Он впервые после прихода глянул на меня прямо-и я сразу заметил напряженность его взгляда и будто высеченных из камня линий его лица, особенно углов рта, которые теперь казались глубже обычного. У меня было безотчетное желание помочь ему, ответить на крик его души, выразившийся на его лице, и удовлетворить таким образом свою потребность выйти из обступившего меня одиночества. Я ждал, чтобы он сказал то, что хотел, но он не мог подыскать нужные слова. Косноязычие Макиса, резко контрастировавшее с его обычным красноречием, прямо-таки потрясло меня, и, когда он наконец заговорил, запинающийся голос тронул меня куда больше его виртуозных публичных выступлений, ибо теперь в безыскусных фразах не было и намека на чувство личного превосходства или на установленное обычаем разделение между мужчинами и женщинами. Он просто сказал мне, что Гума’е не должна умереть, употребив при этом повелительный оборот: «Эта женщина не умрет!», как будто сама эта форма могла предотвратить печальный исход. Он сказал далее, что не хочет терять ее, что чувство к ней (он дотронулся рукой до живота) убивает его изнутри. Вспомнив, как Макис вызвал меня утром, как мы шли к ручью и возвращались обратно, я понял, что его привязанность к Гума’е гораздо глубже, чем можно было заключить по внешним проявлениям. Я никогда еще не видел Макиса таким и не слышал ничего подобного ни от одного гахуку. Я знал традиционное выражение печали у гахуку. Ритуальный надрывный крик, от которого по спине бежали мурашки, без сомнения, говорил о подлинном чувстве. Однако сам способ его выражения изолировал меня от людей, охваченных горем, и мне оставалось быть свидетелем, но не участником их переживаний. Теперь все было иначе. Макис не стал бы откровенничать со своими соплеменниками, и я был благодарен судьбе за то, что мое положение позволило ему обратиться ко мне со словами, в которые он вложил весь свой страх перед угрожавшей ему утратой. Я хотел, чтобы он понял, как я ему сочувствую, но не мог найти слова утешения и ободрения.
Мы сидели молча, и комната казалась переполненной мыслями, которых ни он, ни я не умели выразить. После своей короткой речи он отвернулся было от меня, но потом снова поднял голову, звякнув серьгами из ракушек об ожерелье, и на миг забыл о своей тревоге, чтобы сообщить мне то, что мне следовало знать. Его чудесные глаза были светящимися заботой точками под сенью бровей, и он, казалось, даже движениями губ хотел довести до моего сознания смысл слов, показавшихся мне невероятными.
— Если эта женщина умрет, ты не сможешь оставаться с нами.

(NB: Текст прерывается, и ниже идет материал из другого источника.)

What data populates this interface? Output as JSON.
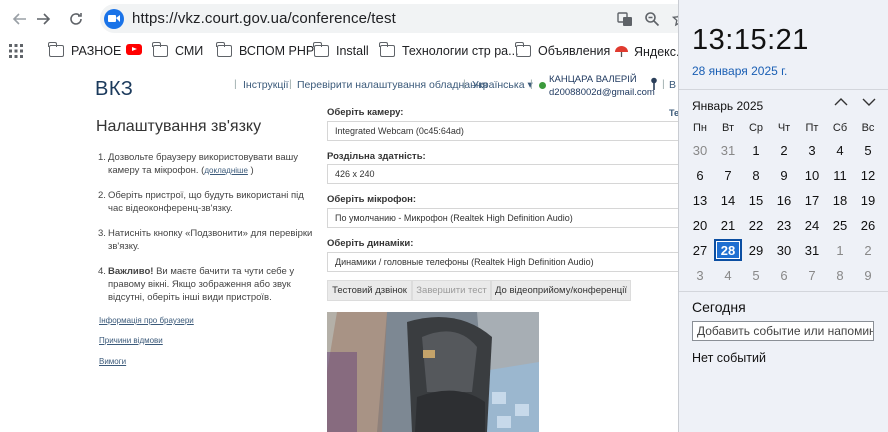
{
  "browser": {
    "url": "https://vkz.court.gov.ua/conference/test",
    "bookmarks": [
      "РАЗНОЕ",
      "СМИ",
      "ВСПОМ PHP",
      "Install",
      "Технологии стр ра...",
      "Объявления",
      "Яндекс.П"
    ]
  },
  "site": {
    "logo": "ВКЗ",
    "nav": [
      "Інструкції",
      "Перевірити налаштування обладнання",
      "Українська ▾"
    ],
    "user_name": "КАНЦАРА ВАЛЕРІЙ",
    "user_email": "d20088002d@gmail.com",
    "nav_cut": "В",
    "right_cut": "Те"
  },
  "settings": {
    "title": "Налаштування зв'язку",
    "steps": [
      {
        "num": "1.",
        "text": "Дозвольте браузеру використовувати вашу камеру та мікрофон. (",
        "more": "докладніше",
        "after": " )"
      },
      {
        "num": "2.",
        "text": "Оберіть пристрої, що будуть використані під час відеоконференц-зв'язку."
      },
      {
        "num": "3.",
        "text": "Натисніть кнопку «Подзвонити» для перевірки зв'язку."
      },
      {
        "num": "4.",
        "bold": "Важливо!",
        "text": " Ви маєте бачити та чути себе у правому вікні. Якщо зображення або звук відсутні, оберіть інші види пристроїв."
      }
    ],
    "links": [
      "Інформація про браузери",
      "Причини відмови",
      "Вимоги"
    ],
    "camera_label": "Оберіть камеру:",
    "camera_value": "Integrated Webcam (0c45:64ad)",
    "resolution_label": "Роздільна здатність:",
    "resolution_value": "426 x 240",
    "mic_label": "Оберіть мікрофон:",
    "mic_value": "По умолчанию - Микрофон (Realtek High Definition Audio)",
    "speaker_label": "Оберіть динаміки:",
    "speaker_value": "Динамики / головные телефоны (Realtek High Definition Audio)",
    "btn_test": "Тестовий дзвінок",
    "btn_end": "Завершити тест",
    "btn_join": "До відеоприйому/конференції"
  },
  "calendar": {
    "time": "13:15:21",
    "date": "28 января 2025 г.",
    "month": "Январь 2025",
    "weekdays": [
      "Пн",
      "Вт",
      "Ср",
      "Чт",
      "Пт",
      "Сб",
      "Вс"
    ],
    "weeks": [
      [
        "30",
        "31",
        "1",
        "2",
        "3",
        "4",
        "5"
      ],
      [
        "6",
        "7",
        "8",
        "9",
        "10",
        "11",
        "12"
      ],
      [
        "13",
        "14",
        "15",
        "16",
        "17",
        "18",
        "19"
      ],
      [
        "20",
        "21",
        "22",
        "23",
        "24",
        "25",
        "26"
      ],
      [
        "27",
        "28",
        "29",
        "30",
        "31",
        "1",
        "2"
      ],
      [
        "3",
        "4",
        "5",
        "6",
        "7",
        "8",
        "9"
      ]
    ],
    "today_label": "Сегодня",
    "event_placeholder": "Добавить событие или напоминание",
    "no_events": "Нет событий"
  }
}
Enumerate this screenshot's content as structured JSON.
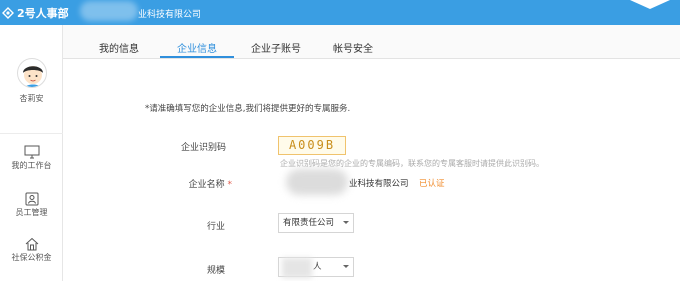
{
  "header": {
    "brand": "2号人事部",
    "company_suffix": "业科技有限公司"
  },
  "sidebar": {
    "username": "杏莉安",
    "items": [
      {
        "label": "我的工作台",
        "icon": "monitor-icon"
      },
      {
        "label": "员工管理",
        "icon": "employee-icon"
      },
      {
        "label": "社保公积金",
        "icon": "house-icon"
      }
    ]
  },
  "tabs": [
    {
      "label": "我的信息",
      "active": false
    },
    {
      "label": "企业信息",
      "active": true
    },
    {
      "label": "企业子账号",
      "active": false
    },
    {
      "label": "帐号安全",
      "active": false
    }
  ],
  "form": {
    "notice": "*请准确填写您的企业信息,我们将提供更好的专属服务.",
    "id_label": "企业识别码",
    "id_code": "A009B",
    "id_hint": "企业识别码是您的企业的专属编码，联系您的专属客服时请提供此识别码。",
    "name_label": "企业名称",
    "name_required": "*",
    "name_value": "业科技有限公司",
    "verified": "已认证",
    "industry_label": "行业",
    "industry_value": "有限责任公司",
    "scale_label": "规模",
    "scale_value": "人"
  },
  "colors": {
    "topbar": "#3a9ee3",
    "accent": "#2f8fdc",
    "verified": "#f08c2d"
  }
}
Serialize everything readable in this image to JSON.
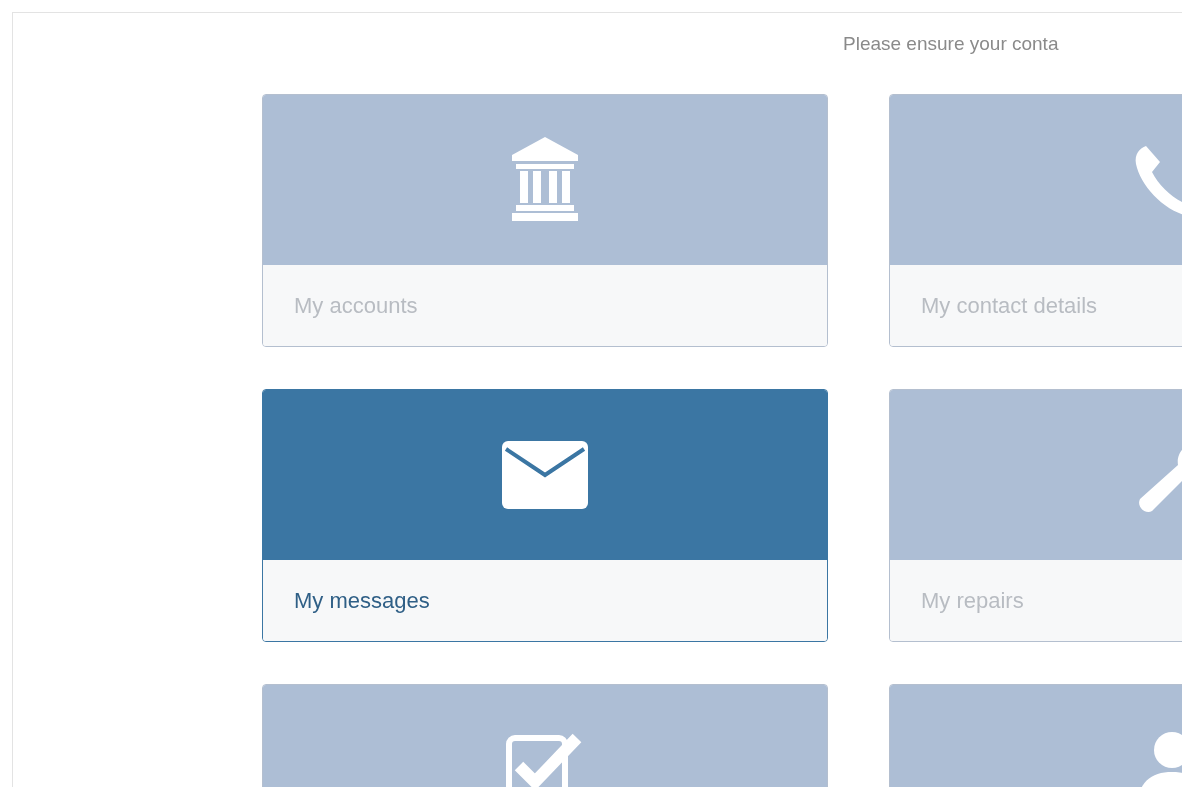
{
  "notice": "Please ensure your conta",
  "tiles": [
    {
      "kind": "bank",
      "label": "My accounts",
      "selected": false
    },
    {
      "kind": "phone",
      "label": "My contact details",
      "selected": false
    },
    {
      "kind": "envelope",
      "label": "My messages",
      "selected": true
    },
    {
      "kind": "wrench",
      "label": "My repairs",
      "selected": false
    },
    {
      "kind": "checkbox",
      "selected": false
    },
    {
      "kind": "person",
      "selected": false
    }
  ]
}
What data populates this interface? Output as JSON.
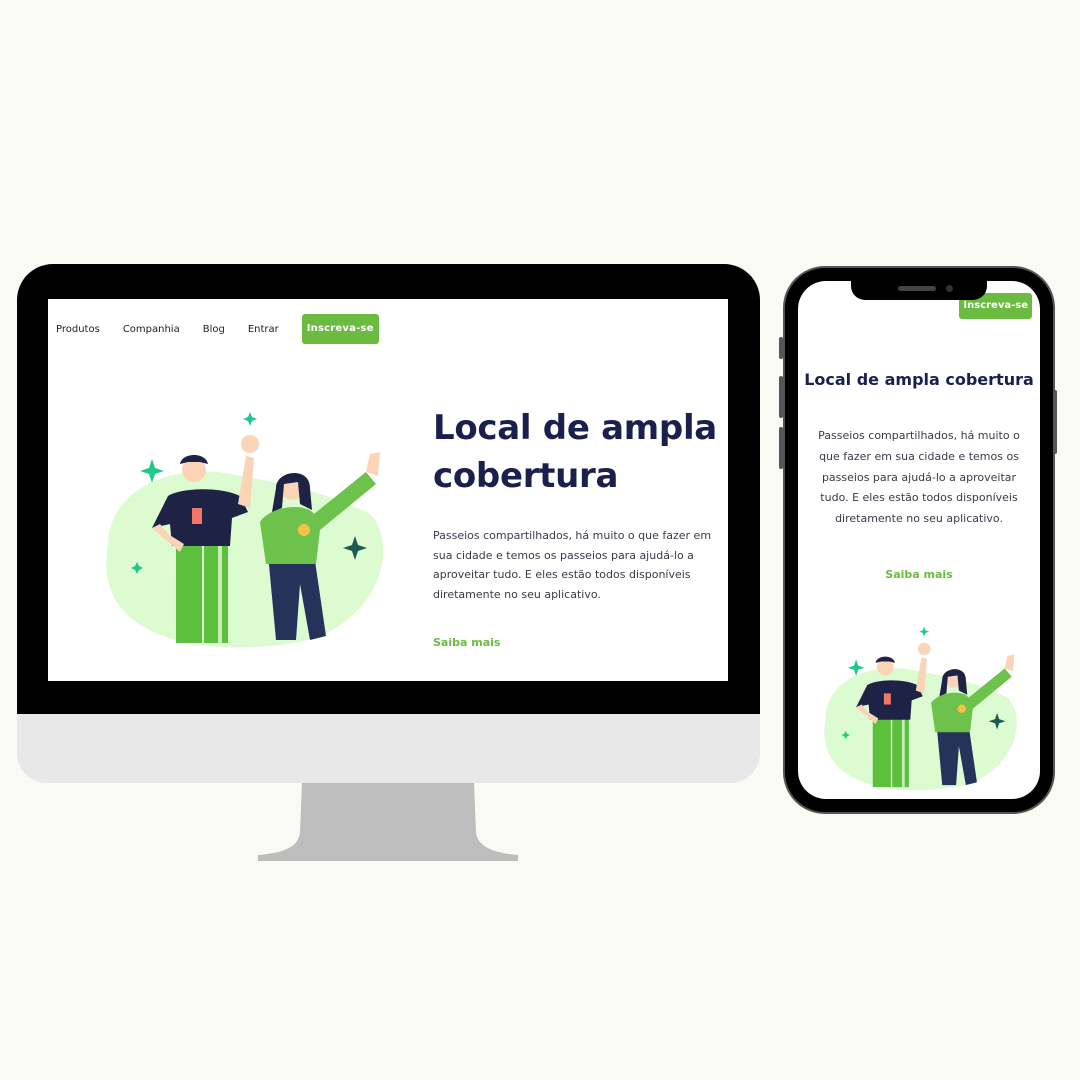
{
  "desktop": {
    "nav": {
      "links": [
        "Produtos",
        "Companhia",
        "Blog",
        "Entrar"
      ],
      "cta": "Inscreva-se"
    },
    "hero": {
      "title": "Local de ampla cobertura",
      "paragraph": "Passeios compartilhados, há muito o que fazer em sua cidade e temos os passeios para ajudá-lo a aproveitar tudo. E eles estão todos disponíveis diretamente no seu aplicativo.",
      "link": "Saiba mais"
    }
  },
  "mobile": {
    "cta": "Inscreva-se",
    "hero": {
      "title": "Local de ampla cobertura",
      "paragraph": "Passeios compartilhados, há muito o que fazer em sua cidade e temos os passeios para ajudá-lo a aproveitar tudo. E eles estão todos disponíveis diretamente no seu aplicativo.",
      "link": "Saiba mais"
    }
  },
  "colors": {
    "accent": "#6abb3f",
    "heading": "#1a1f4e",
    "background": "#f9faf4",
    "blob": "#dcfbd0"
  },
  "icons": [
    "sparkle-icon"
  ]
}
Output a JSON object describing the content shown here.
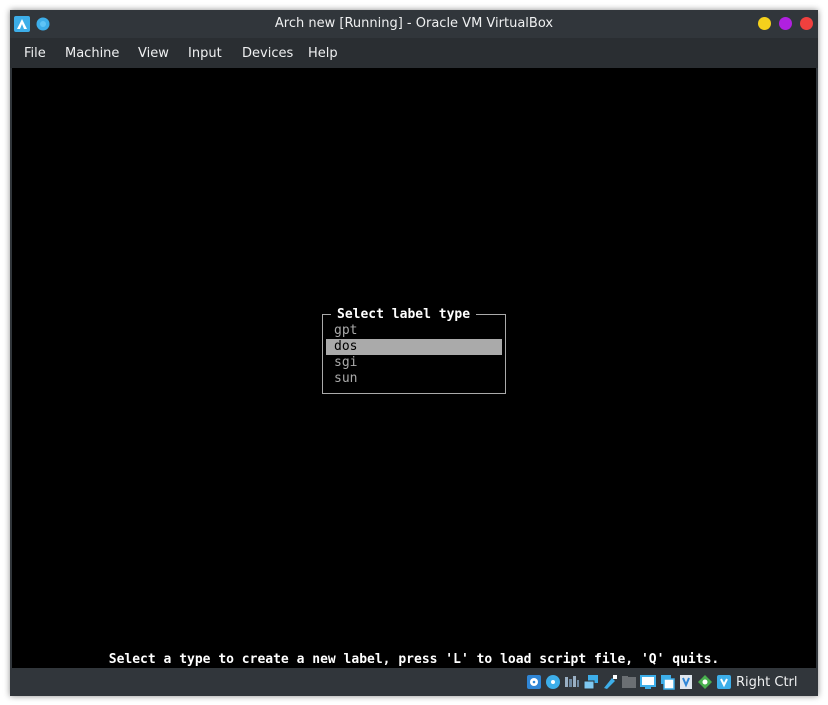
{
  "window": {
    "title": "Arch new [Running] - Oracle VM VirtualBox",
    "controls": {
      "minimize_color": "#f5d11c",
      "maximize_color": "#b020e0",
      "close_color": "#f0403e"
    }
  },
  "menu": {
    "items": [
      "File",
      "Machine",
      "View",
      "Input",
      "Devices",
      "Help"
    ]
  },
  "vm_screen": {
    "dialog": {
      "title": "Select label type",
      "options": [
        "gpt",
        "dos",
        "sgi",
        "sun"
      ],
      "selected": "dos"
    },
    "status_message": "Select a type to create a new label, press 'L' to load script file, 'Q' quits."
  },
  "statusbar": {
    "icons": [
      "hard-disk-icon",
      "optical-drive-icon",
      "audio-icon",
      "network-icon",
      "usb-icon",
      "shared-folders-icon",
      "display-icon",
      "video-capture-icon",
      "virtualization-icon",
      "mouse-integration-icon",
      "keyboard-capture-icon"
    ],
    "host_key": "Right Ctrl"
  }
}
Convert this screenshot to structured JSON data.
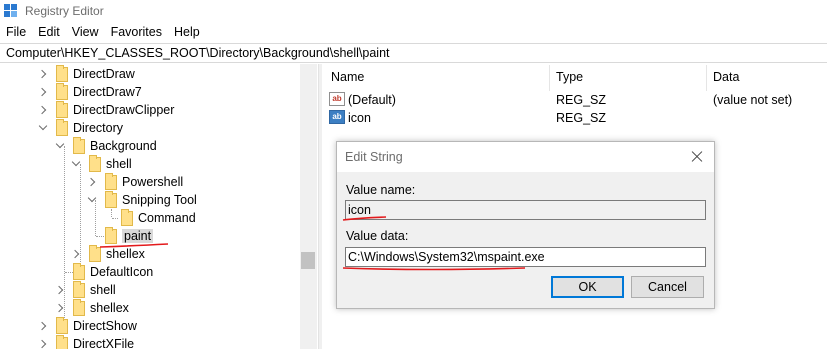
{
  "window": {
    "title": "Registry Editor",
    "icon": "registry-editor-icon"
  },
  "menu": {
    "items": [
      {
        "label": "File"
      },
      {
        "label": "Edit"
      },
      {
        "label": "View"
      },
      {
        "label": "Favorites"
      },
      {
        "label": "Help"
      }
    ]
  },
  "address": {
    "path": "Computer\\HKEY_CLASSES_ROOT\\Directory\\Background\\shell\\paint"
  },
  "tree": {
    "items": [
      {
        "label": "DirectDraw",
        "state": "collapsed",
        "icon": "folder-icon"
      },
      {
        "label": "DirectDraw7",
        "state": "collapsed",
        "icon": "folder-icon"
      },
      {
        "label": "DirectDrawClipper",
        "state": "collapsed",
        "icon": "folder-icon"
      },
      {
        "label": "Directory",
        "state": "expanded",
        "icon": "folder-icon"
      },
      {
        "label": "Background",
        "state": "expanded",
        "icon": "folder-icon"
      },
      {
        "label": "shell",
        "state": "expanded",
        "icon": "folder-icon"
      },
      {
        "label": "Powershell",
        "state": "collapsed",
        "icon": "folder-icon"
      },
      {
        "label": "Snipping Tool",
        "state": "expanded",
        "icon": "folder-icon"
      },
      {
        "label": "Command",
        "state": "leaf",
        "icon": "folder-icon"
      },
      {
        "label": "paint",
        "state": "selected",
        "icon": "folder-icon"
      },
      {
        "label": "shellex",
        "state": "collapsed",
        "icon": "folder-icon"
      },
      {
        "label": "DefaultIcon",
        "state": "leaf",
        "icon": "folder-icon"
      },
      {
        "label": "shell",
        "state": "collapsed",
        "icon": "folder-icon"
      },
      {
        "label": "shellex",
        "state": "collapsed",
        "icon": "folder-icon"
      },
      {
        "label": "DirectShow",
        "state": "collapsed",
        "icon": "folder-icon"
      },
      {
        "label": "DirectXFile",
        "state": "collapsed",
        "icon": "folder-icon"
      }
    ]
  },
  "list": {
    "columns": [
      "Name",
      "Type",
      "Data"
    ],
    "rows": [
      {
        "name": "(Default)",
        "type": "REG_SZ",
        "data": "(value not set)",
        "icon": "string-value-icon"
      },
      {
        "name": "icon",
        "type": "REG_SZ",
        "data": "",
        "icon": "string-value-icon"
      }
    ]
  },
  "dialog": {
    "title": "Edit String",
    "value_name_label": "Value name:",
    "value_name": "icon",
    "value_data_label": "Value data:",
    "value_data": "C:\\Windows\\System32\\mspaint.exe",
    "ok_label": "OK",
    "cancel_label": "Cancel"
  },
  "colors": {
    "annotation": "#e31a1c",
    "folder": "#ffe08a",
    "selection": "#d9d9d9",
    "default_button_border": "#0078d7"
  }
}
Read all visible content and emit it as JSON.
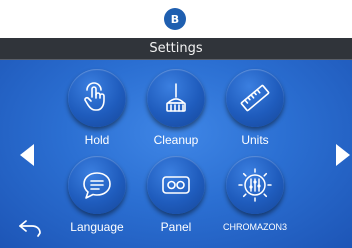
{
  "badge": {
    "text": "B"
  },
  "header": {
    "title": "Settings"
  },
  "nav": {
    "left_icon": "arrow-left-icon",
    "right_icon": "arrow-right-icon",
    "back_icon": "back-arrow-icon"
  },
  "tiles": [
    {
      "label": "Hold",
      "icon": "touch-hand-icon"
    },
    {
      "label": "Cleanup",
      "icon": "broom-icon"
    },
    {
      "label": "Units",
      "icon": "ruler-icon"
    },
    {
      "label": "Language",
      "icon": "chat-bubble-icon"
    },
    {
      "label": "Panel",
      "icon": "panel-icon"
    },
    {
      "label": "CHROMAZON3",
      "icon": "chromazon-sliders-icon"
    }
  ],
  "colors": {
    "badge": "#1f5fb0",
    "titlebar": "#30343a",
    "screen": "#2b6fd2",
    "button": "#1f5cbd"
  }
}
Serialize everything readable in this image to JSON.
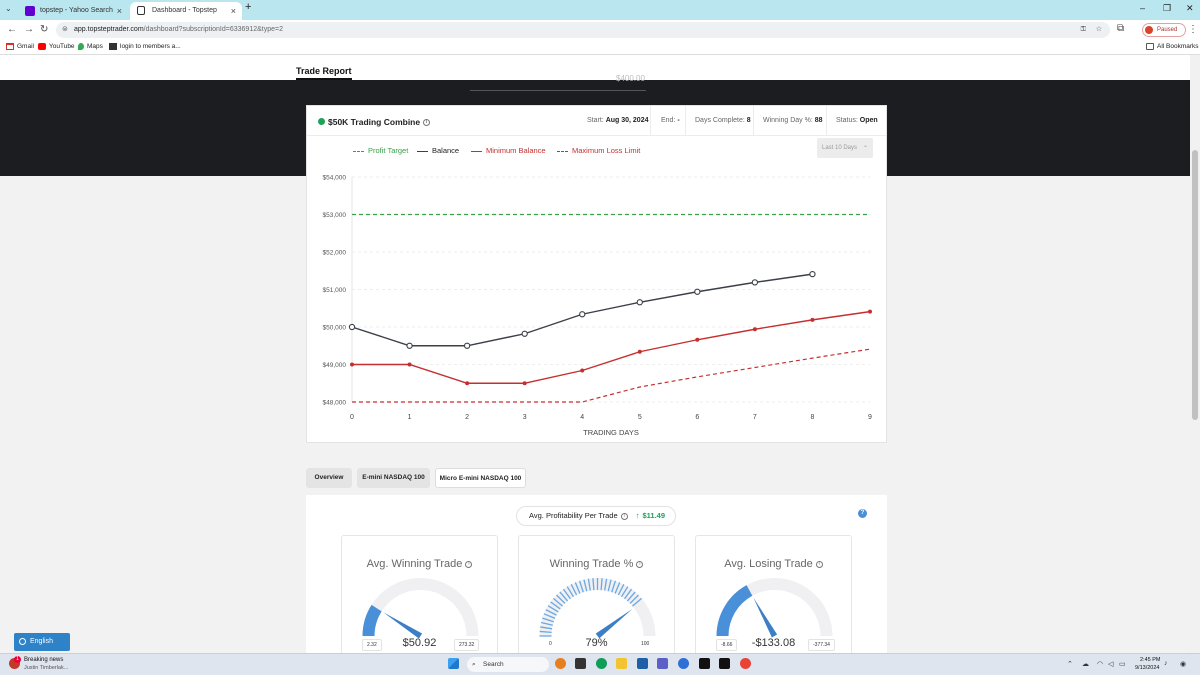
{
  "browser": {
    "tabs": [
      {
        "label": "topstep - Yahoo Search Results",
        "close": "×"
      },
      {
        "label": "Dashboard - Topstep",
        "close": "×"
      }
    ],
    "new_tab": "+",
    "url_host": "app.topsteptrader.com",
    "url_path": "/dashboard?subscriptionId=6336912&type=2",
    "profile_status": "Paused",
    "bookmarks": [
      "Gmail",
      "YouTube",
      "Maps",
      "login to members a..."
    ],
    "all_bookmarks": "All Bookmarks",
    "window_controls": {
      "minimize": "–",
      "maximize": "❐",
      "close": "✕"
    }
  },
  "page": {
    "section_title": "Trade Report",
    "dark_partial_value": "$400.00"
  },
  "combine": {
    "title": "$50K Trading Combine",
    "info": "i",
    "start_label": "Start:",
    "start_value": "Aug 30, 2024",
    "end_label": "End:",
    "end_value": "-",
    "days_complete_label": "Days Complete:",
    "days_complete_value": "8",
    "winning_day_label": "Winning Day %:",
    "winning_day_value": "88",
    "status_label": "Status:",
    "status_value": "Open",
    "range_select": "Last 10 Days",
    "range_caret": "⌄"
  },
  "chart_data": {
    "type": "line",
    "x": [
      0,
      1,
      2,
      3,
      4,
      5,
      6,
      7,
      8,
      9
    ],
    "xlabel": "TRADING DAYS",
    "ylim": [
      48000,
      54000
    ],
    "yticks": [
      48000,
      49000,
      50000,
      51000,
      52000,
      53000,
      54000
    ],
    "ytick_labels": [
      "$48,000",
      "$49,000",
      "$50,000",
      "$51,000",
      "$52,000",
      "$53,000",
      "$54,000"
    ],
    "grid": true,
    "legend_position": "top-left",
    "series": [
      {
        "name": "Profit Target",
        "style": "dashed",
        "color": "#3aa14a",
        "x": [
          0,
          9
        ],
        "values": [
          53000,
          53000
        ]
      },
      {
        "name": "Balance",
        "style": "solid-markers-hollow",
        "color": "#3b3f47",
        "x": [
          0,
          1,
          2,
          3,
          4,
          5,
          6,
          7,
          8
        ],
        "values": [
          50000,
          49500,
          49500,
          49820,
          50340,
          50660,
          50940,
          51190,
          51410
        ]
      },
      {
        "name": "Minimum Balance",
        "style": "solid-markers-filled",
        "color": "#c62f2f",
        "x": [
          0,
          1,
          2,
          3,
          4,
          5,
          6,
          7,
          8,
          9
        ],
        "values": [
          49000,
          49000,
          48500,
          48500,
          48840,
          49340,
          49660,
          49940,
          50190,
          50410
        ]
      },
      {
        "name": "Maximum Loss Limit",
        "style": "dashed",
        "color": "#c62f2f",
        "x": [
          0,
          1,
          2,
          3,
          4,
          5,
          6,
          7,
          8,
          9
        ],
        "values": [
          48000,
          48000,
          48000,
          48000,
          48000,
          48400,
          48670,
          48920,
          49170,
          49410
        ]
      }
    ]
  },
  "tabs_row": [
    "Overview",
    "E-mini NASDAQ 100",
    "Micro E-mini NASDAQ 100"
  ],
  "profitability": {
    "label": "Avg. Profitability Per Trade",
    "info": "i",
    "arrow": "↑",
    "value": "$11.49",
    "help": "?"
  },
  "gauges": [
    {
      "title": "Avg. Winning Trade",
      "value": "$50.92",
      "min": "2.32",
      "max": "273.32",
      "fraction": 0.18
    },
    {
      "title": "Winning Trade %",
      "value": "79%",
      "min": "0",
      "max": "100",
      "fraction": 0.79
    },
    {
      "title": "Avg. Losing Trade",
      "value": "-$133.08",
      "min": "-8.66",
      "max": "-377.34",
      "fraction": 0.34
    }
  ],
  "language_button": "English",
  "taskbar": {
    "news_title": "Breaking news",
    "news_sub": "Justin Timberlak...",
    "news_badge": "1",
    "search": "Search",
    "time": "2:45 PM",
    "date": "9/13/2024"
  },
  "colors": {
    "accent_blue": "#4a90d9",
    "profit_green": "#3aa14a",
    "loss_red": "#c62f2f",
    "balance_dark": "#3b3f47"
  }
}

Я поднял глаза на Макиса, думая, что ослышался. Он заторопился, отвечая на мой немой вопрос:
— Если она умрет, они скажут, что виноват ты. Ты видел их лица, когда мы привели ее с реки. Они говорили, что она не должна идти в Хумелевеку. Они говорили, что ей надо остаться здесь, в Сусуроке. Теперь они скажут, что это ты послал ее в Хумелевеку, и, если она умрет, никто не захочет с тобой разговаривать. Послушай меня, друг, твоя работа окончена. Оставь нас, уйди! Брат, ты больше не можешь оставаться здесь.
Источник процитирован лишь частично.